Implementation description: The variant follows the same approach as solver_neopt.c, but with an efficiency brought to the calculation process that makes the program run faster. Starting from the observation that denotes that in the last for loop of nests used for matrix multiplication, the result can be treated found at a certain index as a constant. As a result, none will be added value to it in the iterations, but only after establishing the sum of all the coefficients involved. This temporary amount is kept in a variable register type to speed up memory access and writing within it. How the change affects the execution time of this approach can be verified in the graph in point [4], in which shows a speedup compared to the initial, non-optimized version. A mention the important thing is that the optimizations used were not enough to reduce the execution time of this implementation below the threshold described as satisfactory in the theme statement (12 seconds on the ibm-nehalem.q queue for the test with matrix size of N * N = 1200 * 1200 elements).

[4] graphic

The graph is used as a basis for time-based benchmarking running between the three implementation variants mentioned above. So, for each of the variants a number was made on the same architecture of 6 tests, each test having a different value for the overall size of the calculation matrices N * N, gradually varying the value of N from 400 to 1400 with a step of 200. The following results were obtained for the base of the graph:

BLAS, NEOPT, OPT = run using solver_blas.c, solver_neopt.c, solver_opt.c. Time is the time expressed in seconds elapsed to obtain the correct result.
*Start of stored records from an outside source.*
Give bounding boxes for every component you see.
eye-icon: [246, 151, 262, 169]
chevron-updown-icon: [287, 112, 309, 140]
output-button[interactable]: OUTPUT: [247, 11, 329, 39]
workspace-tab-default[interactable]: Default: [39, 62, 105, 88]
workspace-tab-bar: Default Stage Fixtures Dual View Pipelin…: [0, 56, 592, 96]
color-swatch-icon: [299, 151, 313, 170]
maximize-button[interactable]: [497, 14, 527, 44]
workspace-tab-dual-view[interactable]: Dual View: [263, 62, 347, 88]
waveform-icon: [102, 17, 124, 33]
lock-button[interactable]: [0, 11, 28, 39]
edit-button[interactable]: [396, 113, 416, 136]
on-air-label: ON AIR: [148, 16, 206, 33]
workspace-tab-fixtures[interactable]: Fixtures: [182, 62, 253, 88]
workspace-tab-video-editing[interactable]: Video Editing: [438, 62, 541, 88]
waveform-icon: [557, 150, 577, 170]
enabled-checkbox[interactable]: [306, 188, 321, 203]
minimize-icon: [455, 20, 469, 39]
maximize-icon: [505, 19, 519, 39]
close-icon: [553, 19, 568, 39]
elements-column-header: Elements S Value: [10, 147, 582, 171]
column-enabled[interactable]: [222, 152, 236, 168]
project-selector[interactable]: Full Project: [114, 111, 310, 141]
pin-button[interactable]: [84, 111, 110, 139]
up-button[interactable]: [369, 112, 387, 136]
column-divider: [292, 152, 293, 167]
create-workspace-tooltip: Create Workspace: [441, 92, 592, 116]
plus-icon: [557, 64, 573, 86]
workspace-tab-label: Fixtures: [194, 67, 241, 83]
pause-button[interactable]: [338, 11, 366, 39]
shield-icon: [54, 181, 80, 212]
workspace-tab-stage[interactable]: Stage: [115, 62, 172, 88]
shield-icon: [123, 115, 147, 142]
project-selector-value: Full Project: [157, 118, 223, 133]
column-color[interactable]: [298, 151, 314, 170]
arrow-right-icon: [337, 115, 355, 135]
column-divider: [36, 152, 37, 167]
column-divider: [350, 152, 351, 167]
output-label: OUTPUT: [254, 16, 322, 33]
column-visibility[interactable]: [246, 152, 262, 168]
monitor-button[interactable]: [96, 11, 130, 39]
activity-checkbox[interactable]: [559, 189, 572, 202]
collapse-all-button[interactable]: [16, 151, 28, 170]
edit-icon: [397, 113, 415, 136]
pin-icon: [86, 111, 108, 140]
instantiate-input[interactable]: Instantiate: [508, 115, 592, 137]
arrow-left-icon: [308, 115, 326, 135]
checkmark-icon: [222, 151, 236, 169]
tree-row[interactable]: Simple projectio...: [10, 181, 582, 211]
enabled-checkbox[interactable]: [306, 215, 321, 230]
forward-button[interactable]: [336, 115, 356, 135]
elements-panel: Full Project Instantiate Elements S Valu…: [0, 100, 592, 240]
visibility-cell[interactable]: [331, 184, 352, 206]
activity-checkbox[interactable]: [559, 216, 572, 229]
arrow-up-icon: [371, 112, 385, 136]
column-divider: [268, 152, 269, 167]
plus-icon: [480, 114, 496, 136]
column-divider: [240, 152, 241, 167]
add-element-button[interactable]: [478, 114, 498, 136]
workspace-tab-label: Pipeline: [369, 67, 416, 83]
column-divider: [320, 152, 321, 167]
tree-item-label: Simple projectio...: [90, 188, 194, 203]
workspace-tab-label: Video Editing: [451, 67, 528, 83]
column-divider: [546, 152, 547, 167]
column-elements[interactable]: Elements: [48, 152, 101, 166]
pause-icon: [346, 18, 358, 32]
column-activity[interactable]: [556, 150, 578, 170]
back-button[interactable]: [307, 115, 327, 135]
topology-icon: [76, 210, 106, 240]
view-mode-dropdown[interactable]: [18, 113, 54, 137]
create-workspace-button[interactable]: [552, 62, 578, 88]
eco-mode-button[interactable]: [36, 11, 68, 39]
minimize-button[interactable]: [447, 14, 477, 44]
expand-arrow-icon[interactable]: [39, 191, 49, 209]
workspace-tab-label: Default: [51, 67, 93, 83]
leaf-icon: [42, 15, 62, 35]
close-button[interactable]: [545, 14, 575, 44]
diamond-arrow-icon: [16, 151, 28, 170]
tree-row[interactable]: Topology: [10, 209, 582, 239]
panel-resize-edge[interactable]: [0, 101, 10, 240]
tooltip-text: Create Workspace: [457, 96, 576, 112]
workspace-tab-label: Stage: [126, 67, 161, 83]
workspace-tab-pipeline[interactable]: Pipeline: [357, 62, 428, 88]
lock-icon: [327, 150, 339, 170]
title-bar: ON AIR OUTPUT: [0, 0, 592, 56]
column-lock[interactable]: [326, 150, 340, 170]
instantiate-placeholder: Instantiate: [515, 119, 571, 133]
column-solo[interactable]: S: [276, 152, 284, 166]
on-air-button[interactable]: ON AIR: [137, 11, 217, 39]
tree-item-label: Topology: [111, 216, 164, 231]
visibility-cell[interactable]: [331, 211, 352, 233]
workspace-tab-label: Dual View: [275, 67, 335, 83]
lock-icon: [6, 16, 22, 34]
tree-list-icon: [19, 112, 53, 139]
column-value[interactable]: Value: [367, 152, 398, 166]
N = 400: BLAS SOLVER Time = 0.050631 NEOPT SOLVER Time = 1.112644 OPT SOLVER Time = 0.746751

N = 600: BLAS SOLVER Time = 0.107851 NEOPT SOLVER Time = 3.570956 OPT SOLVER Time = 2.337827

N = 800: BLAS SOLVER Time = 0.202301 NEOPT SOLVER Time = 8.536873 OPT SOLVER Time = 5.608161

N = 1000: BLAS SOLVER Time = 0.383041 NEOPT SOLVER Time = 16.422619 OPT SOLVER Time = 10.776759

N = 1200: BLAS SOLVER Time = 0.652319 NEOPT SOLVER Time = 28.680351 OPT SOLVER Time = 18.785624

N = 1400: BLAS SOLVER Time = 1.029703 NEOPT SOLVER Time = 46.510609 OPT SOLVER Time = 30.587818

Conclusions: It can be seen that the runs using the functions in cblas.h hold considerably less than those using the classic, optimized or variants no, and this difference is all the more visible on the chart. Growth in time of running the BLAS type variants for a progression of dimensions of The matrix is ​​almost a linear function, being only almost double with each step compared to the previous version (the value being very small, the doubling factor it is almost imperceptible). On the other hand, on average, the growth of others methods in the graph (NEOPT AND OPT_M) can be approximated to a double linearity, but on a considerably high spectrum of values, which makes them seem more much the equivalent of exponential functions. In reality, you can see how each increase is achieved with similar uniformities in the other three separate graphics included for each implementation variant [5] [6] [7].